I admit, the theory still needs some work. For example, I don’t know what to make of the leftover letters, which spell “hurl.” My No. 5 son (age 19) says “Wake up, dad; ‘hurl’ is what people do when they hear your theories about Elvis living in Rushville.”

Okay, maybe he’s right, and Elvis really is gone. If so, then one thing’s for sure: Since I started writing columns, I've mentioned Elvis more than any other dead celebrity. Yeah, I've dropped the Kardashian name several times, but brain-dead isn't the same as Elvis-dead.

Here’s where I need – forgive me! – to mention the unmentionable – 2020; early March of that year, before anything locked down, I journeyed with the wife and sons 3 and 5 to visit Memphis. We did this thing that people do when they visit Memphis – we toured Elvis’ home, Graceland.

If you’ve never been there, but intend to go someday, I’ll try not to spoil it for you, but just to give you the lay of the land: Besides the Graceland spread and its various out-buildings, and the Presley family burial site, there’s an adjacent museum complex, chock full of all kinds of Elvis artifacts and memorabilia. To prepare for this column, I revisited my photos from the trip, some of which you can’t help but laugh about, for example, any pic of sons 3 and 5 and the wispy moustaches they were growing at the time.

Other highlights from my photo collection:

Spelling Police Alert #1!: Elvis loved football, and there’s a lot of football stuff on display to prove it, including a Green Bay Packers helmet that the museum card says was gifted to him by “Brat Starr.” Hahaha!! – that’s supposed to read “Bart Starr,” Green Bay’s legendary Hall-of-Fame quarterback. Whom I’ve never heard described as a brat.

In the building housing the Presley family’s office, Elvis’ father Vernon made a home-made, hand-written, all-caps sign that reads: “PLEASE READ AND OBSERVE/ NO LOAFING (that’s in red paint!) IN OFFICE/STRICTLY FOR EMPLOYEES ONLY! (those last two words in red!)/IF YOU HAVE BUSINESS HERE. (not sure why there’s a period after “HERE” but Vernon plunked one there) PLEASE TAKE CARE OF IT AND LEAVE. I’m sure this sign was heeded, since Vernon was the family’s highest-ranking VP.

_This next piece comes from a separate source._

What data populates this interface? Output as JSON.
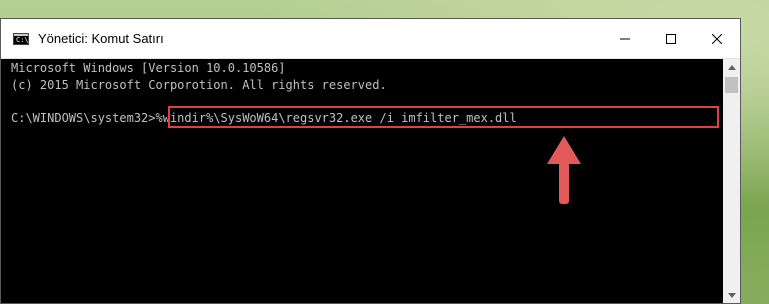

There’s been growing snark lately in news reports and social media about people on Zoom calls blatantly packing their backgrounds with intellectual-sounding books they’ve probably never read. (I would definitely do that if I was on a video conference that massive numbers of people would see!! Unfortunately, my most highbrow books are my compendiums of “Calvin & Hobbes” and “Zits” comic strips.)

Anyway, whomever “staged” the collection of books in one Graceland display did Elvis right, making him look very book-nerdy: “The Prophet”; “The Jewel in the Lotus”; “The Human Aura”; “Letters of Helena Roerich.” Y’know, Helena Roerich, the Russian theosophist, creator of the philosophist teaching of Agni Yoga, and the inspiration for Elvis’ song “Rock-a-Hula Baby.”

Spelling Police Alert #2!: Several placards in the Elvis museum sport an embarrassing error – using “of” instead of “have”: “Rock and roll may not of begun with Elvis”; “Without Elvis, it would have been hard for there to of been a Ricky Nelson”; “Without Elvis, none of us would of made it.” As we left, I mentioned this to a museum employee, who said the Museum Director might be interested, and that’s who I should of contacted.